- Born: 1969 (age 56–57) Columbia, South Carolina
- Known for: Visual Art
- Website: https://rodneymcmillian.com

= Rodney McMillian =

American artist

Rodney McMillian (born 1969, in Columbia, South Carolina) is an artist based in Los Angeles. McMillian is a Professor of Sculpture at the UCLA School of Arts and Architecture at the University of California, Los Angeles.

==Early life and education==
McMillian grew up in Columbia, South Carolina. His mother worked for the U.S. Equal Employment Opportunity Commission and his father was a bus driver.

McMillian holds a BA in Foreign Affairs from the University of Virginia. He studied art at the School of the Art Institute of Chicago and the Skowhegan School of Painting and Sculpture, and received a Master of Fine Arts degree from the California Institute of the Arts in 2002. During his studies, McMillian explored various mediums, including sculpture, painting, film, and installation art.

==Work==
McMillian has said that his time in graduate school was an effort to broaden his artistic communication abilities. He was also influenced by musician and performer Prince, who was known for his versatility in playing multiple instruments. McMillian admired Prince's ability to control the message he wanted to send through his music, and sought to emulate that in his own work.

In 2019, McMillian's solo exhibition at the Underground Museum in Los Angeles, Brown: videos from The Black Show, featured several video works originally presented in his 2016 solo exhibition The Black Show at the ICA Philadelphia. Many of the videos were created in his home state of South Carolina, while others were filmed around Dockery Plantation in Mississippi, where some claim the Delta blues was birthed.

The characters in McMillian's films wore costumes and delivered song lyrics, political sermons, and children’s stories. He set the films in a lush but hostile Southern landscape of moonlit fields and buzzing swamps.

The first West Coast presentation of McMillian’s opera, Hanging With Clarence, was staged at the Bethlehem Baptist Church in Compton. His monumental installation In This Land was on view as part of the New Work series at the San Francisco Museum of Modern Art in early 2019. He received The Contemporary Austin’s first Suzanne Deal Booth Art Prize in 2016, and the resulting solo exhibition Against a Civic Death was on view in 2018.

McMillian's 2010 work in black vinyl, Succulent, is prominently installed in the Agnes Gund Garden Lobby at the Museum of Modern Art in New York. He has described it as a “portal to another world,” referencing his interest in science fiction writers like Octavia Butler and Samuel R. Delany.

A selection of McMillian’s video works addressing the political histories of the United States was on view in September 2020 in the solo exhibition Rodney McMillian: Historically Hostile at the Blaffer Art Museum in Houston.

McMillian's 2012 solo exhibition Prospect Ave was shown at Maccarone in New York and featured found-object sculpture, site-specific installation, video, and paintings.
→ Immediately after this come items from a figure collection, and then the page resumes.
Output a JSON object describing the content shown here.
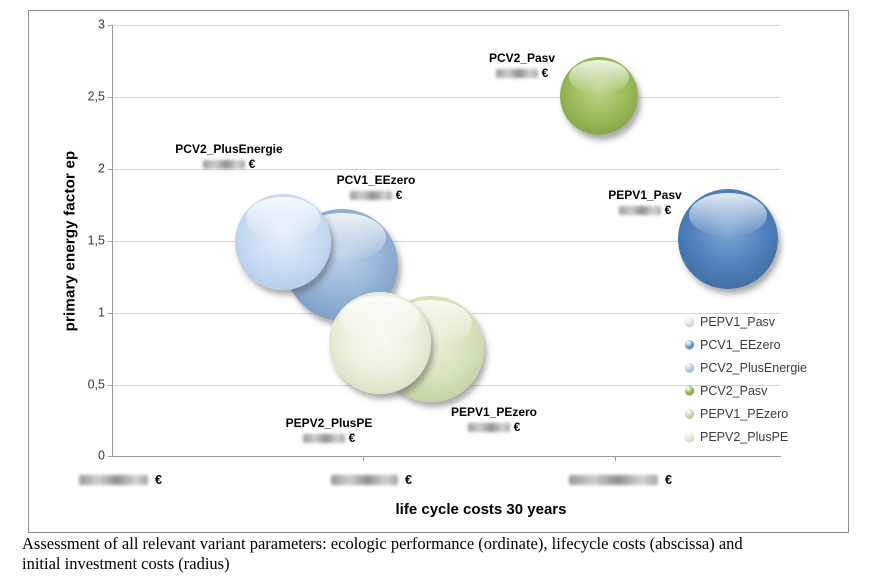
{
  "chart_data": {
    "type": "scatter",
    "subtype": "bubble",
    "title": "",
    "xlabel": "life cycle costs 30 years",
    "ylabel": "primary energy factor ep",
    "ylim": [
      0,
      3
    ],
    "y_tick_labels": [
      "3",
      "2,5",
      "2",
      "1,5",
      "1",
      "0,5",
      "0"
    ],
    "grid": "horizontal gridlines on",
    "legend_position": "right, inside plot, no background",
    "currency_symbol": "€",
    "values_note": "all euro amounts (bubble values and x-axis labels) are blurred/redacted in the source image; bubble radius encodes initial investment costs",
    "series": [
      {
        "name": "PEPV1_Pasv",
        "ep": 1.5,
        "cost_value": "redacted €",
        "color": "#4F81BD",
        "color_light": "#7FA6D2",
        "color_dark": "#38618F"
      },
      {
        "name": "PCV1_EEzero",
        "ep": 1.35,
        "cost_value": "redacted €",
        "color": "#95B3D7",
        "color_light": "#BDD2EA",
        "color_dark": "#6E90BA"
      },
      {
        "name": "PCV2_PlusEnergie",
        "ep": 1.5,
        "cost_value": "redacted €",
        "color": "#C9DCF4",
        "color_light": "#E6EFFB",
        "color_dark": "#A6C2E3"
      },
      {
        "name": "PCV2_Pasv",
        "ep": 2.5,
        "cost_value": "redacted €",
        "color": "#9BBB59",
        "color_light": "#BCD489",
        "color_dark": "#78953F"
      },
      {
        "name": "PEPV1_PEzero",
        "ep": 0.75,
        "cost_value": "redacted €",
        "color": "#D7E4BC",
        "color_light": "#EAF1D9",
        "color_dark": "#B4C78C"
      },
      {
        "name": "PEPV2_PlusPE",
        "ep": 0.8,
        "cost_value": "redacted €",
        "color": "#EBF1DE",
        "color_light": "#F8FBF3",
        "color_dark": "#CBDAAE"
      }
    ],
    "x_axis_redacted_labels": [
      {
        "currency": "€"
      },
      {
        "currency": "€"
      },
      {
        "currency": "€"
      }
    ]
  },
  "legend": {
    "items": [
      {
        "label": "PEPV1_Pasv",
        "color": "#D8E2EE",
        "color_dark": "#9FB4CC"
      },
      {
        "label": "PCV1_EEzero",
        "color": "#5C8AC4",
        "color_dark": "#3D6596"
      },
      {
        "label": "PCV2_PlusEnergie",
        "color": "#A9C3E4",
        "color_dark": "#7FA0C8"
      },
      {
        "label": "PCV2_Pasv",
        "color": "#84AC3E",
        "color_dark": "#5E7E2A"
      },
      {
        "label": "PEPV1_PEzero",
        "color": "#C3D494",
        "color_dark": "#9DB36A"
      },
      {
        "label": "PEPV2_PlusPE",
        "color": "#E0EACB",
        "color_dark": "#BACB9A"
      }
    ]
  },
  "caption": {
    "line1": "Assessment of all relevant variant parameters: ecologic performance (ordinate), lifecycle costs (abscissa) and",
    "line2": "initial investment costs (radius)"
  }
}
He presented a solo exhibition of paintings, Recirculating Goods, at Petzel Gallery in New York in 2020. He painted with latex on afghans or crocheted objects purchased at thrift stores and antique shops, sometimes with the price tags still attached. The pieces explored how class and ideals have informed American landscape painting, and how handmade objects move through the economy.

==Exhibitions==
McMillian’s work has been exhibited at the UCLA Hammer Museum and the Museum of Contemporary Art, Los Angeles, the Studio Museum in Harlem New York, the Herning Art Museum in Denmark, the Royal Academy in London, the Rubell Museum in Miami, Boston's Institute of Contemporary Art, and the Whitney.

==Collections==
McMillian’s work features in collections including the San Antonio Museum of Art, the Harald Falckenberg Collection and the Saatchi Gallery.